Umgang mit der AfD
„Inwieweit soll sich die SPD im Wahlkampf auf Debatten mit der AfD einlassen?“
veröffentlicht als Debattenbeitrag in der aktuellen Ausgabe der spw (Heft 1, 2016)
Die AfD ist eine menschenfeindliche Partei. Ihre ProtagonistInnen fordern wahlweise den Schusswaffengebrauch gegen Flüchtlinge an der Grenze oder beschimpfen den US-amerikanischen Präsidenten als „Quotenneger“. Das alles unterscheidet sich nicht maßgeblich von dem, was viele DemokratInnen in Landes- oder Kommunalparlamenten mit der NPD erleben.

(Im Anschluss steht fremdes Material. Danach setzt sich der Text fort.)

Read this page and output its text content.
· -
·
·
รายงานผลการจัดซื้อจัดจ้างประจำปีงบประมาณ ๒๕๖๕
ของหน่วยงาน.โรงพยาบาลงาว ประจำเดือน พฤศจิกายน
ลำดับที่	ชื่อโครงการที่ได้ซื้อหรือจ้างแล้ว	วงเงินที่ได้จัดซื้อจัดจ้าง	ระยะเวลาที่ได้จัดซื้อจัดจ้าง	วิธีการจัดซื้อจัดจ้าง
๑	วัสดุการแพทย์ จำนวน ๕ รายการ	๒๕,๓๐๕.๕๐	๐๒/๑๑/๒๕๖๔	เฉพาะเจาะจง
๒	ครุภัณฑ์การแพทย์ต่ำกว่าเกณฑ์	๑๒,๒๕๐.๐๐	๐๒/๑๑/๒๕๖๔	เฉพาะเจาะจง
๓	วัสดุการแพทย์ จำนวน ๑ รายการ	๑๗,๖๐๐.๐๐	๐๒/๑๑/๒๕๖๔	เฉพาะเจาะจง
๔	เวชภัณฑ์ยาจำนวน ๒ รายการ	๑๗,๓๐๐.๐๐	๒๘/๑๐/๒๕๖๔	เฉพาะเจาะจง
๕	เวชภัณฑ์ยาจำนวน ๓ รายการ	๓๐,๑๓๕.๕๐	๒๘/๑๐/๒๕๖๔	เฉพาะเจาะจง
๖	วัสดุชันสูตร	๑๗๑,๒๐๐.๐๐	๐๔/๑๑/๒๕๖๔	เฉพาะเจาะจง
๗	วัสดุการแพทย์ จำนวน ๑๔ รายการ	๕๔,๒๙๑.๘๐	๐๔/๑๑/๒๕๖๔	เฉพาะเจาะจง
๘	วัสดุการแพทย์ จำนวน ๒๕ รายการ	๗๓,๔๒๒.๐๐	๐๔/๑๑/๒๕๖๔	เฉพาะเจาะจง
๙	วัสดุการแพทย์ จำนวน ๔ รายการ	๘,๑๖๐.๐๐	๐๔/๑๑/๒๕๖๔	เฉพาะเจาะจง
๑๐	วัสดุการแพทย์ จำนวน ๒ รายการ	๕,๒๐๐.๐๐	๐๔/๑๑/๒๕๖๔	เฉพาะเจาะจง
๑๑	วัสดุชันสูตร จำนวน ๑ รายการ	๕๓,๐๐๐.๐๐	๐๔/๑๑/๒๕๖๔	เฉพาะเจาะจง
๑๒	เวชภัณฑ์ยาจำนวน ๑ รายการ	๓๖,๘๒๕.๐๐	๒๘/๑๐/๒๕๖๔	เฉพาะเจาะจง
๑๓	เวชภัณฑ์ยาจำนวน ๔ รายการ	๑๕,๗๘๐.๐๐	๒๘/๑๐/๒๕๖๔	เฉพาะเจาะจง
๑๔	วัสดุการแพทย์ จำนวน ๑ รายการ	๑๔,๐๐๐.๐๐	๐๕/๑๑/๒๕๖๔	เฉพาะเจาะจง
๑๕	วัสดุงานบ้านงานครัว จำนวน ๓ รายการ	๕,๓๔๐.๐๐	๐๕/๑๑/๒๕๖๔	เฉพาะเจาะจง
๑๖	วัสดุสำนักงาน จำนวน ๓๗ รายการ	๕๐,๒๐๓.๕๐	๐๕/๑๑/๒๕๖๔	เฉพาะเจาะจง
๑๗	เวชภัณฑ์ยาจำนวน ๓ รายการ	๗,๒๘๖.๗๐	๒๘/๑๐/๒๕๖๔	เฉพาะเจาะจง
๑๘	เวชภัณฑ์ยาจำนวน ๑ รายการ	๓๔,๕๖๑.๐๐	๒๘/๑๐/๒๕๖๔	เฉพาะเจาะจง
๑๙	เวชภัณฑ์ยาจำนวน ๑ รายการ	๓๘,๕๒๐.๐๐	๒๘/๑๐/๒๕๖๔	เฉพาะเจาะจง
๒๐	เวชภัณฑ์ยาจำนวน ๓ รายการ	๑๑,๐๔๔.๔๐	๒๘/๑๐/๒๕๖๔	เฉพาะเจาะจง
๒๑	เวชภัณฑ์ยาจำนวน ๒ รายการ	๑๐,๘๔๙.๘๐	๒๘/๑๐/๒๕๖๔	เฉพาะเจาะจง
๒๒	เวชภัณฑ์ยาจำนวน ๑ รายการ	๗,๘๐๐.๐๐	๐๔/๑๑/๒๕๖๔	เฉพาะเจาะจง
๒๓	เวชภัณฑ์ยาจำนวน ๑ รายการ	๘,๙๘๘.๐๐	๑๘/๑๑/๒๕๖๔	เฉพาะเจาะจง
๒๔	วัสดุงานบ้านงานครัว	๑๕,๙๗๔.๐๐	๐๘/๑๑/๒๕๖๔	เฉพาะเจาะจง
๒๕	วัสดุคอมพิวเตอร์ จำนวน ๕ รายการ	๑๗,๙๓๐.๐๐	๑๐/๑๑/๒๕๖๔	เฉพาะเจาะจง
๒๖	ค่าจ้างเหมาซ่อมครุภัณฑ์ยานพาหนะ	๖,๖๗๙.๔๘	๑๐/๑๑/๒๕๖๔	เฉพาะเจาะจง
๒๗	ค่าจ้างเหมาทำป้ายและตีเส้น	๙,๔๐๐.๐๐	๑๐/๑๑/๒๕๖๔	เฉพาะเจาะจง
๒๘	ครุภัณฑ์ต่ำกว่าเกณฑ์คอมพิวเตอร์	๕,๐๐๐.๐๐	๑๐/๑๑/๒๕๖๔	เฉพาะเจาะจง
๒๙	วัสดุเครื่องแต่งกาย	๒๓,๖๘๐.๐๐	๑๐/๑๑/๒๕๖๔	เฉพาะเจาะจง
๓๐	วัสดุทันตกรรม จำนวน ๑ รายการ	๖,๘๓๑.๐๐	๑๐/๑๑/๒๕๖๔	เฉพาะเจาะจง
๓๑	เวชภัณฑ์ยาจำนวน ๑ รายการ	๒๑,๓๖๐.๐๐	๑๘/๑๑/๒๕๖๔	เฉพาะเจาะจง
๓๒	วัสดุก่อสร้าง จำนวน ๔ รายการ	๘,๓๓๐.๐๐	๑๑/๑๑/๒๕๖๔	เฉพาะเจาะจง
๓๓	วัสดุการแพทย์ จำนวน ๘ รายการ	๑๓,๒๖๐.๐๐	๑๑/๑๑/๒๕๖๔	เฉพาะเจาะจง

Die NPD wird nicht in Talkshows eingeladen. Ihren menschenverachtenden Vorstellungen wird wenig bis kein Raum in der Öffentlichkeit gewährt.

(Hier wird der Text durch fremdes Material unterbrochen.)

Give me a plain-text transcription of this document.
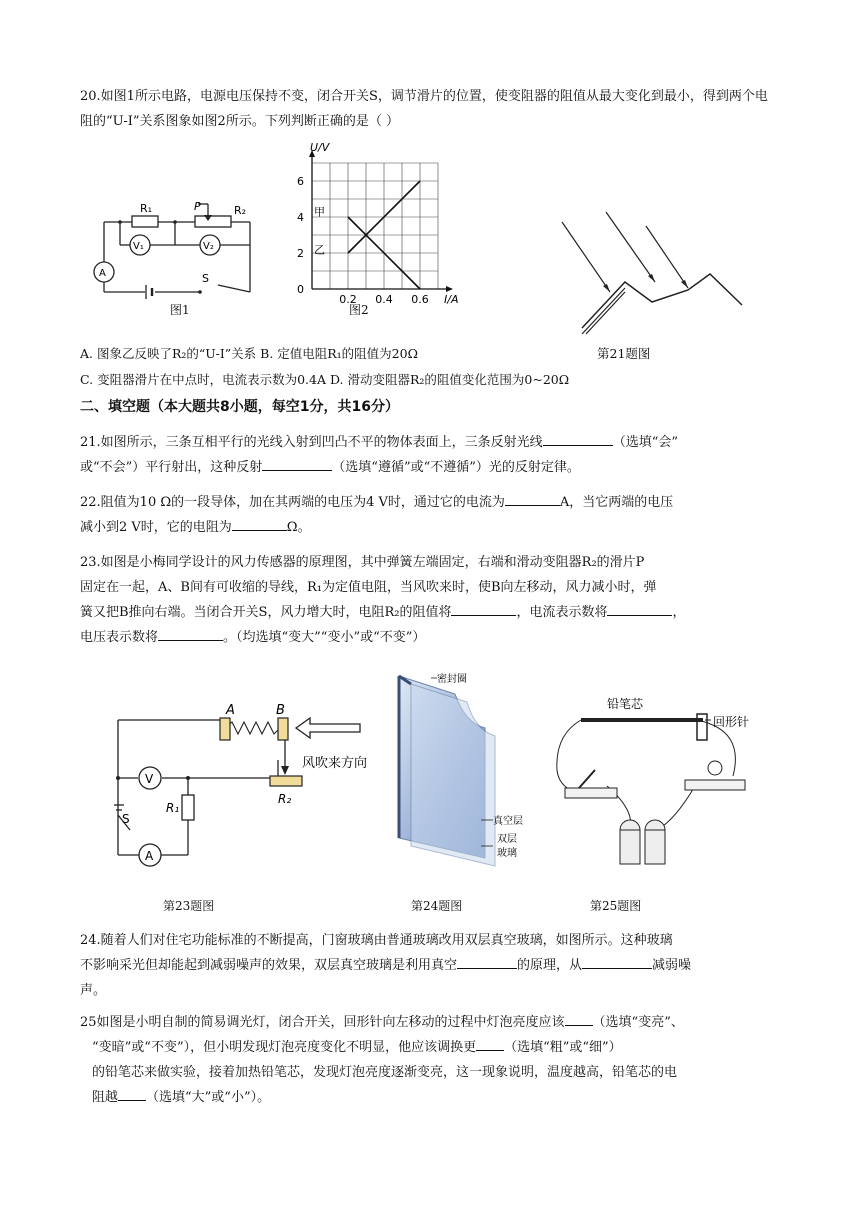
20.如图1所示电路，电源电压保持不变，闭合开关S，调节滑片的位置，使变阻器的阻值从最大变化到最小，得到两个电阻的“U-I”关系图象如图2所示。下列判断正确的是（ ）
R₁	P	R₂
V₁	V₂
A	S
图1
U/V
I/A
0.2 0.4 0.6
0
2
4
6
甲
乙
图2
A. 图象乙反映了R₂的“U-I”关系 B. 定值电阻R₁的阻值为20Ω	第21题图
C. 变阻器滑片在中点时，电流表示数为0.4A D. 滑动变阻器R₂的阻值变化范围为0~20Ω
二、填空题（本大题共8小题，每空1分，共16分）
21.如图所示，三条互相平行的光线入射到凹凸不平的物体表面上，三条反射光线	（选填“会”
或“不会”）平行射出，这种反射	（选填“遵循”或“不遵循”）光的反射定律。
22.阻值为10 Ω的一段导体，加在其两端的电压为4 V时，通过它的电流为	A，当它两端的电压
减小到2 V时，它的电阻为	Ω。
23.如图是小梅同学设计的风力传感器的原理图，其中弹簧左端固定，右端和滑动变阻器R₂的滑片P
固定在一起，A、B间有可收缩的导线，R₁为定值电阻，当风吹来时，使B向左移动，风力减小时，弹
簧又把B推向右端。当闭合开关S，风力增大时，电阻R₂的阻值将	，电流表示数将	，
电压表示数将	。（均选填“变大”“变小”或“不变”）
A	B
风吹来方向
V
R₁
R₂
S
A
第23题图
密封圈
真空层
双层
玻璃
第24题图
铅笔芯
回形针
第25题图
24.随着人们对住宅功能标准的不断提高，门窗玻璃由普通玻璃改用双层真空玻璃，如图所示。这种玻璃
不影响采光但却能起到减弱噪声的效果，双层真空玻璃是利用真空	的原理，从	减弱噪
声。
25如图是小明自制的简易调光灯，闭合开关，回形针向左移动的过程中灯泡亮度应该 （选填“变亮”、
“变暗”或“不变”），但小明发现灯泡亮度变化不明显，他应该调换更 （选填“粗”或“细”）
的铅笔芯来做实验，接着加热铅笔芯，发现灯泡亮度逐渐变亮，这一现象说明，温度越高，铅笔芯的电
阻越 （选填“大”或“小”）。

Der Umgang mit der AfD ist nicht so klar und das hat aus meiner Sicht zwei Gründe. Erstens mit der Genese der Partei, die erst als Euro-kritisch auftrat und sich mehrfach häuten musste bevor ihr tiefbrauner Kern offen zu Tage trat. Die Entstehung einer Partei rechts von CDU/CSU ist politisch und medial spannend und so fanden Gestalten wie Björn Höcke einen Weg in die Prime-Time-Talkshows.

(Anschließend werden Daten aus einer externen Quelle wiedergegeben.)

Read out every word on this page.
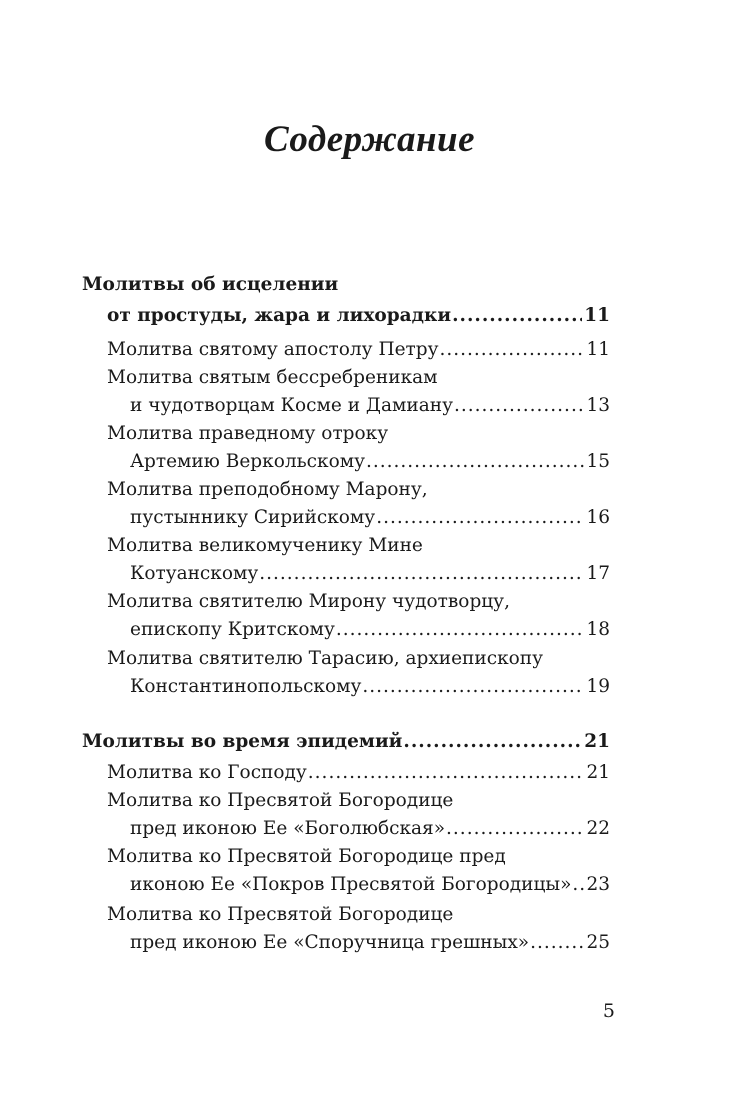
Содержание
Молитвы об исцелении
от простуды, жара и лихорадки .....	11
Молитва святому апостолу Петру .....	11
Молитва святым бессребреникам
и чудотворцам Косме и Дамиану .....	13
Молитва праведному отроку
Артемию Веркольскому .....	15
Молитва преподобному Марону,
пустыннику Сирийскому .....	16
Молитва великомученику Мине
Котуанскому .....	17
Молитва святителю Мирону чудотворцу,
епископу Критскому .....	18
Молитва святителю Тарасию, архиепископу
Константинопольскому .....	19
Молитвы во время эпидемий .....	21
Молитва ко Господу .....	21
Молитва ко Пресвятой Богородице
пред иконою Ее «Боголюбская» .....	22
Молитва ко Пресвятой Богородице пред
иконою Ее «Покров Пресвятой Богородицы» ..... 23
Молитва ко Пресвятой Богородице
пред иконою Ее «Споручница грешных» .....	25
5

Und zweitens mit einer politischen und gesellschaftlichen Entwicklung, in der sich auch etablierte demokratische Parteien nach rechts öffnen und damit Grenzen verschwimmen. Demokratische Politik als solche wird nicht mehr als glaubwürdig und problemlösend betrachtet.
In diesem gesellschaftlichen Klima, in dem diejenigen, die Ängste, Vorurteile und Ressentiments haben, mehr Gehör finden ,als diejenigen – und die sind die klare Mehrheit – , die Vertrauen in unsere Demokratie, unseren Rechts- und Sozialstaat haben, verflüchtigt sich ein demokratischer gesellschaftlicher Konsens.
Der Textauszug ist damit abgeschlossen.